Updated: BlockingQueue of 1 entry

What you've implemented here is essentially Java's BlockingQueue, with a queue size of 1.

Main characteristic: uber-blocking. A slow consumer will kill your producer's performance.

Update: @gzm0 mentioned that BlockingQueue doesn't cover EOF. You'll have to use BlockingQueue[Option[T]] for that.

Update: Here's a code fragment. It can be made to fit with your Receiver. Some of it inspired by Iterator.buffered. Note that peek is a misleading name, as it may block -- and so will hasNext.

// fairness enabled -- you probably want to preserve order...
// alternatively, disable fairness and increase buffer to be 'big enough'
private val queue = new java.util.concurrent.ArrayBlockingQueue[Option[T]](1, true)

// the following block provides you with a potentially blocking peek operation
// it should `queue.take` when the previous peeked head has been invalidated
// specifically, it will `queue.take` and block when the queue is empty
private var head: Option[T] = _
private var headDefined: Boolean = false
private def invalidateHead() { headDefined = false }
private def peek: Option[T] = {
  if (!headDefined) {
    head = queue.take()
    headDefined = true
  }
  head
}

def iterator = new Iterator[T] {

  // potentially blocking; only false upon taking `None`
  def hasNext = peek.isDefined

  // peeks and invalidates head; throws NoSuchElementException as appropriate
  def next: T = {
    val opt = peek; invalidateHead()
    if (opt.isEmpty) throw new NoSuchElementException
    else opt.get
  }
}

Alternative: Iteratees

Iterator-based solutions will generally involve more blocking. Conceptually, you could use continuations on the thread doing the iteration to avoid blocking the thread, but continuations mess with Scala's for-comprehensions, so no joy down that road.

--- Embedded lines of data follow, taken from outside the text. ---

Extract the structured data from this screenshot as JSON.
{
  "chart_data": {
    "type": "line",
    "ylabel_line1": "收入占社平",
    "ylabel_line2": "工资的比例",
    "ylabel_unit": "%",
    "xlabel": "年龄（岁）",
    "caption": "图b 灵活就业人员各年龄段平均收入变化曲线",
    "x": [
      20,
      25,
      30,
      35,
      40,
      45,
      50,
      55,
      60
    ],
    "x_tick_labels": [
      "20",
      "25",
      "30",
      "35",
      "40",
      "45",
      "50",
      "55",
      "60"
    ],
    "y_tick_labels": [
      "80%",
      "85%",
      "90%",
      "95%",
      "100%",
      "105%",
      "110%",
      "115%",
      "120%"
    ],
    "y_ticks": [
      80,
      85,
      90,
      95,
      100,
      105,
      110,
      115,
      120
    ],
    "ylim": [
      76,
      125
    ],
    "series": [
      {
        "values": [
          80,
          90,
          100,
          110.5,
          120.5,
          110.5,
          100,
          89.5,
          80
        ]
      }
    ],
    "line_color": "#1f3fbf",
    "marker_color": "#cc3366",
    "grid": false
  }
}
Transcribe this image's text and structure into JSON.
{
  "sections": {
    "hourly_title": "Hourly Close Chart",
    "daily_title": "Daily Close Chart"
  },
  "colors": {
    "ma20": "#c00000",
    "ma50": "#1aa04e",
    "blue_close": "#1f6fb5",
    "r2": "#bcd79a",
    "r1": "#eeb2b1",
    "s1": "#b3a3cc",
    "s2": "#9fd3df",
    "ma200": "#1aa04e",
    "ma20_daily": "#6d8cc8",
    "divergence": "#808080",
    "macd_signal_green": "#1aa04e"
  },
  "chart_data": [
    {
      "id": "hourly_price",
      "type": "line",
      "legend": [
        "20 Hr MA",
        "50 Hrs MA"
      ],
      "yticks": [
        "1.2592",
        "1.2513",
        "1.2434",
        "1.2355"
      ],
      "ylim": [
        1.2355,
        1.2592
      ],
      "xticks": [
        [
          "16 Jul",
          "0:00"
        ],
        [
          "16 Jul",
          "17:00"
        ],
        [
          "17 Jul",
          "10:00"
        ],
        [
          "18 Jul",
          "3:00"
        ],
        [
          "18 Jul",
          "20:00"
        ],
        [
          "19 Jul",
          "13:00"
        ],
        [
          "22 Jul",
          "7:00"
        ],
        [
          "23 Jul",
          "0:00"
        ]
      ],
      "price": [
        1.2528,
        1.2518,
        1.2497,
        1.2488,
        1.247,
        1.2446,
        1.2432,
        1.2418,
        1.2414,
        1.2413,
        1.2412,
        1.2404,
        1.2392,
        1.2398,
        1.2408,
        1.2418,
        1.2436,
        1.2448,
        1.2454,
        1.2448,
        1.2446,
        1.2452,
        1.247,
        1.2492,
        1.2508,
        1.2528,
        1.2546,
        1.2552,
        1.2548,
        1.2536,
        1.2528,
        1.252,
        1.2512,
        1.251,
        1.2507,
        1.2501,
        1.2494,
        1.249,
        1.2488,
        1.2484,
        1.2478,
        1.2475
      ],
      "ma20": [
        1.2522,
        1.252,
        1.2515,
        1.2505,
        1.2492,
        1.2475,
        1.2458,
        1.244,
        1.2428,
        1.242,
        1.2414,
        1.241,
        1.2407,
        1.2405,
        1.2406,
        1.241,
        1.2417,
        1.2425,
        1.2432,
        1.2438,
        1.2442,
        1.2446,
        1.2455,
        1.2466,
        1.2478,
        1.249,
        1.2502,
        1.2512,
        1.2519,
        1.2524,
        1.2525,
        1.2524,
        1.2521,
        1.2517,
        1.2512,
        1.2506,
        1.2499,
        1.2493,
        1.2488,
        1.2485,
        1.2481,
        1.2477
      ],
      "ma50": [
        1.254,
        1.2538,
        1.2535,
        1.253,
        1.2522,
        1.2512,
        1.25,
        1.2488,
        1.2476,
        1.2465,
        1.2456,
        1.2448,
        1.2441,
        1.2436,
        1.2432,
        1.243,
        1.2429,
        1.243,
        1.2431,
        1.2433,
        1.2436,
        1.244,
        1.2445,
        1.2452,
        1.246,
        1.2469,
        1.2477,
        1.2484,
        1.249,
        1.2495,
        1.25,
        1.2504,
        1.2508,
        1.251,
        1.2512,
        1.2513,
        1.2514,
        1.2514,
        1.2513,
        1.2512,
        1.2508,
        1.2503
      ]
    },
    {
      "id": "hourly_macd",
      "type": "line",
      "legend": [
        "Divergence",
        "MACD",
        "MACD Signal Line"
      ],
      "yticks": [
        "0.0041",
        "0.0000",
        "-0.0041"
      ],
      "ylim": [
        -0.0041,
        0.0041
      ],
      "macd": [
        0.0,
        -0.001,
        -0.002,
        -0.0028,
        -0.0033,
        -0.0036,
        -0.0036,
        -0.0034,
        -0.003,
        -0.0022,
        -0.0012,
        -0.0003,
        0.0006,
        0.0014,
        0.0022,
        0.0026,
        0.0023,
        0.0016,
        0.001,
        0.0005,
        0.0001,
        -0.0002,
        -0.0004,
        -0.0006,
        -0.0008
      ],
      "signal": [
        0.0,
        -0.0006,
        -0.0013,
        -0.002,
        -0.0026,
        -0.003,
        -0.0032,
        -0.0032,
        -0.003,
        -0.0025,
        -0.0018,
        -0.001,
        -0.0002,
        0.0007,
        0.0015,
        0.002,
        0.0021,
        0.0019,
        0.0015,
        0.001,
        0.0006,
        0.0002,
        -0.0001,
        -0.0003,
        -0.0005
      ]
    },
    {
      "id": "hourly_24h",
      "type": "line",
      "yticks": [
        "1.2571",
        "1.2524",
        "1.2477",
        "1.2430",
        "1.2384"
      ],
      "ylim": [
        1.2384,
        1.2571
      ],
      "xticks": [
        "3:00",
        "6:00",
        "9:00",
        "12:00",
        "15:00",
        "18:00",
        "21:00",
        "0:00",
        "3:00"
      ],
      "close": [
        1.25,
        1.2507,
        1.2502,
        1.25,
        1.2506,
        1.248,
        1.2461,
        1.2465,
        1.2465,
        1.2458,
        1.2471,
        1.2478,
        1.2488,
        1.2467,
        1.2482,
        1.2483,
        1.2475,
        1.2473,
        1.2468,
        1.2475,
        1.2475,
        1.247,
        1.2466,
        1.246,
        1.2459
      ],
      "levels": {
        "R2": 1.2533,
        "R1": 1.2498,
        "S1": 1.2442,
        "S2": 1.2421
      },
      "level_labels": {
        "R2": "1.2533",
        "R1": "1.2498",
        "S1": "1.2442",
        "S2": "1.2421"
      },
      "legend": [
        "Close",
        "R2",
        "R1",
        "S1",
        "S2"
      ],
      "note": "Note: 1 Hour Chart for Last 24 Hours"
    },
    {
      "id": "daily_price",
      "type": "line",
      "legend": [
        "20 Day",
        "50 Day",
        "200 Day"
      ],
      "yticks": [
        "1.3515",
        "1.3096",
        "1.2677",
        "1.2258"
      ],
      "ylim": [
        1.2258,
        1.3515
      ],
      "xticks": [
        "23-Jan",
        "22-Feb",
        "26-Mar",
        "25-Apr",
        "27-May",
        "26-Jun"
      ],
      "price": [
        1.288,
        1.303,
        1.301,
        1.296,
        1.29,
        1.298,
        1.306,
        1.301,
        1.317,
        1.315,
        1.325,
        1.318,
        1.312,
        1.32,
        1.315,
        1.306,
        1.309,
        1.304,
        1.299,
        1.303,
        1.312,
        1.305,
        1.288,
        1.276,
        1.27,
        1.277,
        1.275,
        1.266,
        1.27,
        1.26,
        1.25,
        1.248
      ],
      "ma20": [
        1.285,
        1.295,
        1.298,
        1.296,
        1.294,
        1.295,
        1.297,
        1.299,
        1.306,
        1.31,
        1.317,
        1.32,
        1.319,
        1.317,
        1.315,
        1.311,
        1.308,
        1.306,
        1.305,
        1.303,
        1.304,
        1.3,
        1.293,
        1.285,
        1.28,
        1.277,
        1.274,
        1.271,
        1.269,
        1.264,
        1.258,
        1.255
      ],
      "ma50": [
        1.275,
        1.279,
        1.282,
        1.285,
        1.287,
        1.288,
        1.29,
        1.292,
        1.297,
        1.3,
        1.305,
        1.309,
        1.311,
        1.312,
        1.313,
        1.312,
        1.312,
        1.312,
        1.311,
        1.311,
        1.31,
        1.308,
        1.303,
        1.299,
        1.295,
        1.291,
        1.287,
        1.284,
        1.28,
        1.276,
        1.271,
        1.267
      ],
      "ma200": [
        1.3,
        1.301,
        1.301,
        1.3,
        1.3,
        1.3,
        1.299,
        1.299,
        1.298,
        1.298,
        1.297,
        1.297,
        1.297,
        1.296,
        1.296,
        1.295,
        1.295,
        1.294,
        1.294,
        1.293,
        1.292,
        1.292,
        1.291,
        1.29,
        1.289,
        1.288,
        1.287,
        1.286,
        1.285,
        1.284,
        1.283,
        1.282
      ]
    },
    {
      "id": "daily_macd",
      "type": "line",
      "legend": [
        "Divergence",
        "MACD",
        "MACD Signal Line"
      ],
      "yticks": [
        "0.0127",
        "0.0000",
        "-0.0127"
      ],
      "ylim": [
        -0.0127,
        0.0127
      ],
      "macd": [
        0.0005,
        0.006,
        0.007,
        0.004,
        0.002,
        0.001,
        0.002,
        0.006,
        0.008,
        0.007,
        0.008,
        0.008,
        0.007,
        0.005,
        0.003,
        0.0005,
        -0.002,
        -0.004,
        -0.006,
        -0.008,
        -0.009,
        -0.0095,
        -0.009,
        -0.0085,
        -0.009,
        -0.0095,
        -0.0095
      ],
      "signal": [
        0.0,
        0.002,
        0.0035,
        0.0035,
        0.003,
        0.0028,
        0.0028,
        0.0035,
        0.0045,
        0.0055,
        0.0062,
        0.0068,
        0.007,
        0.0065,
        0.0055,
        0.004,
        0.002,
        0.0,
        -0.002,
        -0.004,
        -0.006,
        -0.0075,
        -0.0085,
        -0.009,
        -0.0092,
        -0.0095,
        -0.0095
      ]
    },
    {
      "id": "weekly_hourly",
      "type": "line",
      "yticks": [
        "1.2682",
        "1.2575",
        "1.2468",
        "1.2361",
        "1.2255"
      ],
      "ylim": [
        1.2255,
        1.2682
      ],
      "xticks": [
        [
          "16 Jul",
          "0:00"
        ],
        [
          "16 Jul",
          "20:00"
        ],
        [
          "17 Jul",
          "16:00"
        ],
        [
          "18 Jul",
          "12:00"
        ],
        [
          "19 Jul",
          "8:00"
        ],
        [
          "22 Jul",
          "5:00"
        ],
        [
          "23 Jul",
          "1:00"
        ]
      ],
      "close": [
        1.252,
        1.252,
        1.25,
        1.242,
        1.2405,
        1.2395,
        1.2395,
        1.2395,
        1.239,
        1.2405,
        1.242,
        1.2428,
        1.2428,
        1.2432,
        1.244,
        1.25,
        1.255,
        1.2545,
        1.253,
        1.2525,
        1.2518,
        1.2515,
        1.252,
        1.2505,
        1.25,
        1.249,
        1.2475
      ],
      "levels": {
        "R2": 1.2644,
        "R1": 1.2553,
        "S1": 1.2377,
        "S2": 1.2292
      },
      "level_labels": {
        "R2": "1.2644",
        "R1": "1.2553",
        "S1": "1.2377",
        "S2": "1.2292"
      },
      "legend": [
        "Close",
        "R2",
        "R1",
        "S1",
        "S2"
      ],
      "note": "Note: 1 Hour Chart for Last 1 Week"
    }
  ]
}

Alternatively, you could consider an iteratee-based solution. Iteratees are different than iterators in that the consumer isn't responsible for advancing the iteration -- the producer is. With iteratees, the consumer basically folds over the entries pushed by the producer over time. Folding each next entry as it becomes available can take place in a thread pool, since the thread is relinquished after each fold completes.

You won't get nice for-syntax for iteration, and the learning curve is a little challenging, but if you feel confident using a foldLeft you'll end up with a non-blocking solution that does look reasonable on the eye.

To read more about iteratees, I suggest taking a peek at PlayFramework 2.X's iteratee reference. The documentation describes their stand-alone iteratee library, which is 100% usable outside the context of Play. Scalaz 7 also has a comprehensive iteratee library.